Barbara Medvec, chief nursing officer for Oakwood Healthcare Inc., said that “charge nurses” work day in and day out and this validates the work they do as supervisors.”

The board considered such issues as a supervisor’s use of independent judgment and the assignment and direction of staff.

The ruling didn’t clearly say when workers who supervise only some of the time could be ruled as supervisory staff, said Cheryl Johnson, president of the United American Nurses.

“The NLRB was designed to protect the work force and the fact they would come up with anything that could jeopardize workers is problematic,” she said.

In two related cases, the NLRB also ruled:

  • Charge nurses at Golden Crest Healthcare Center in Hibbing, Minn. did not carry out supervisory work, using the definitions outlined in the lead Oakwood case.
  • Lead employees at Croft Metals, Inc. in McComb, Miss., did not exercise supervisory authority under federal law, using those same definitions in the Oakwood case.

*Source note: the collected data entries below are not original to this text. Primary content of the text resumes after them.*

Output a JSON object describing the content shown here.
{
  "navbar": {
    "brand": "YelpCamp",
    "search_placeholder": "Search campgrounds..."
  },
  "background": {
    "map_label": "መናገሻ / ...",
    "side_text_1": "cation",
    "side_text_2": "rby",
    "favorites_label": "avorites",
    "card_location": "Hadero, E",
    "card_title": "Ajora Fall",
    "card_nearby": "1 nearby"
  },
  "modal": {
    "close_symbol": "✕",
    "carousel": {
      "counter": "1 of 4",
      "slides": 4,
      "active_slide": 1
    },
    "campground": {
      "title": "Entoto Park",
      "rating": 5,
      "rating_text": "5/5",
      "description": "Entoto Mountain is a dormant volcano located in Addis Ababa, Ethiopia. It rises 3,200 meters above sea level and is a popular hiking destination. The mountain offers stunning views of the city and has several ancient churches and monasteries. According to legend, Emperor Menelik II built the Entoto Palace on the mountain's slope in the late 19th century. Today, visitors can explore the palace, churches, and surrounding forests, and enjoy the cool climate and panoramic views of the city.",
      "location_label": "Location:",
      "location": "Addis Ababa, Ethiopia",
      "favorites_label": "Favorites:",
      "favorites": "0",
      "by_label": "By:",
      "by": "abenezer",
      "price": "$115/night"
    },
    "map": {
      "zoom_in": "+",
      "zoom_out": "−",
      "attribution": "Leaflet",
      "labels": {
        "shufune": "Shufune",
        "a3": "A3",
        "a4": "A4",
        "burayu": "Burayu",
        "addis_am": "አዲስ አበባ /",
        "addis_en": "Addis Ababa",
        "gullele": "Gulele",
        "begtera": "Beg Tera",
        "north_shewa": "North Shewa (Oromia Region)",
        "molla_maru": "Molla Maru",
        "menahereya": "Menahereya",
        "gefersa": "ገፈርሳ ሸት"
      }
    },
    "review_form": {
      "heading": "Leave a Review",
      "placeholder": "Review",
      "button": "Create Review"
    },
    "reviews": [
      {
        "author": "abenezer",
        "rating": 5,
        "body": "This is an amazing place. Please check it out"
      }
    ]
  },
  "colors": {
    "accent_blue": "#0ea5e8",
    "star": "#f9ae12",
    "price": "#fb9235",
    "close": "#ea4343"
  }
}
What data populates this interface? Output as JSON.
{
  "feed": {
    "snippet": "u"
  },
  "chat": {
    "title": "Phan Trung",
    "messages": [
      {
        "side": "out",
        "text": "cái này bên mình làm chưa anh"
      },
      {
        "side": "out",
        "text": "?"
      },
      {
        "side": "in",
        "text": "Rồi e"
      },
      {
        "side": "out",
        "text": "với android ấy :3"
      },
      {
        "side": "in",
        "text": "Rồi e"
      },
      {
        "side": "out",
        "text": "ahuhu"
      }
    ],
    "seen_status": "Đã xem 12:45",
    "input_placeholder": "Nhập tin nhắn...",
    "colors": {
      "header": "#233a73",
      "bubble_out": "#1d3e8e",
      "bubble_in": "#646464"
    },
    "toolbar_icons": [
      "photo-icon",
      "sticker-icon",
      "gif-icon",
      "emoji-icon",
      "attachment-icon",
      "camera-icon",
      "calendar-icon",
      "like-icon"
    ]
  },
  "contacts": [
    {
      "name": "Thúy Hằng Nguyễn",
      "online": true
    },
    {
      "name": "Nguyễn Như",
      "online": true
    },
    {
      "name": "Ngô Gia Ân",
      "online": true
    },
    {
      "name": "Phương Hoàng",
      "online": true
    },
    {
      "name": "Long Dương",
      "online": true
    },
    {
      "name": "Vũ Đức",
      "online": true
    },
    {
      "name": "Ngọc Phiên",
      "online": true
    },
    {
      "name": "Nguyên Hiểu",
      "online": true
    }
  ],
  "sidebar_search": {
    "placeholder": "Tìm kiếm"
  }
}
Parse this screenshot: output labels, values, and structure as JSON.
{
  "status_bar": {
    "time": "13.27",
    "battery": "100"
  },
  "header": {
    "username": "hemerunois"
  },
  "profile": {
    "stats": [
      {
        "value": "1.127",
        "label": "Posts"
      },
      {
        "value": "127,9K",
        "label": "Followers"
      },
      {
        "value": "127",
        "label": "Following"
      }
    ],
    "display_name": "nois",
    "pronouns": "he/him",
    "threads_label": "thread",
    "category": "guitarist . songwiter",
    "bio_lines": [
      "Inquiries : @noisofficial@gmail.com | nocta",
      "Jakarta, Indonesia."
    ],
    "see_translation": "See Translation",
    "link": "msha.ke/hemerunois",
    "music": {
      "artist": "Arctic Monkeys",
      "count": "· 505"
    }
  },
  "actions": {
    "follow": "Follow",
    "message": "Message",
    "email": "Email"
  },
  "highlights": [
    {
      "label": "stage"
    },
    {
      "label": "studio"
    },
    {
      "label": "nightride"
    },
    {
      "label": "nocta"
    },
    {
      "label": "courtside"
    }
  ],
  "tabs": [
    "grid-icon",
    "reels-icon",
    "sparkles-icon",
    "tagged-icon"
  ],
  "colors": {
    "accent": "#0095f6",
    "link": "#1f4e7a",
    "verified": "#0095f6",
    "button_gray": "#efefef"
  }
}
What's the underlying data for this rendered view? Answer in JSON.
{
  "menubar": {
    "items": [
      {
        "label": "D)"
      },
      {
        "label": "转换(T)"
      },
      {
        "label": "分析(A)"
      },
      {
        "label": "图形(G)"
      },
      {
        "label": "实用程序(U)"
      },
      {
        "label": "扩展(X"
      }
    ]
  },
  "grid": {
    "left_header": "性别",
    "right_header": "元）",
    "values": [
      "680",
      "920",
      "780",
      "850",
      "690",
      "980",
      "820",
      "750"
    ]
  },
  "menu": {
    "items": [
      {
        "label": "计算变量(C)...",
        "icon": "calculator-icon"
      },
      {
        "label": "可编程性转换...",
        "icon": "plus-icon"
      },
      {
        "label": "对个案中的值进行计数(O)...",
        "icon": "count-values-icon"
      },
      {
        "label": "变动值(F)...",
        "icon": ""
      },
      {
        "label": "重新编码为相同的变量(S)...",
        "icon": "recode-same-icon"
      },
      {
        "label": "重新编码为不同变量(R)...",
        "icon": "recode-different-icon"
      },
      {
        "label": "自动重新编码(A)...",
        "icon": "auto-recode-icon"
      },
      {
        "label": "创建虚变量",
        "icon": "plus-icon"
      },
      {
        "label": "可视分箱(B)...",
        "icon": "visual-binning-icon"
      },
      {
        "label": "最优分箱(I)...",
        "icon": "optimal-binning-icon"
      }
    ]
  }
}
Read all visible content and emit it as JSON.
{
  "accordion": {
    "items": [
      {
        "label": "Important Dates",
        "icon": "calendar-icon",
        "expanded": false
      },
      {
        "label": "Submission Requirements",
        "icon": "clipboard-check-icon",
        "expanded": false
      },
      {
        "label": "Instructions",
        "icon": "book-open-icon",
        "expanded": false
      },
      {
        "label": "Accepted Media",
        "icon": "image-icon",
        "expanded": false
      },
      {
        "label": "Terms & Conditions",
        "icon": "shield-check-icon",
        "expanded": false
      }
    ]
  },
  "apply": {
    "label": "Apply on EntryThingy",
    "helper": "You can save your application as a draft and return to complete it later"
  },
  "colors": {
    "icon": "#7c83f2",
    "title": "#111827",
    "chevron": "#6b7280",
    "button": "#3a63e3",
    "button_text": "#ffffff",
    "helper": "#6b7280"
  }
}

The unions directly involved were the United Auto Workers in the Oakwood case, the United Steel Workers in the Golden Crest case and the Boilermakers union in the Croft Metals case.

Former NLRB member John Raudabaugh, now a labor specialist with an international law firm, said he sees the decision as causing some changes in labor-employee relationship, but he criticized those who characterize the ruling as an attack on organized labor.

“I see isolated thunderstorms,” he said, “but not a tsunami.”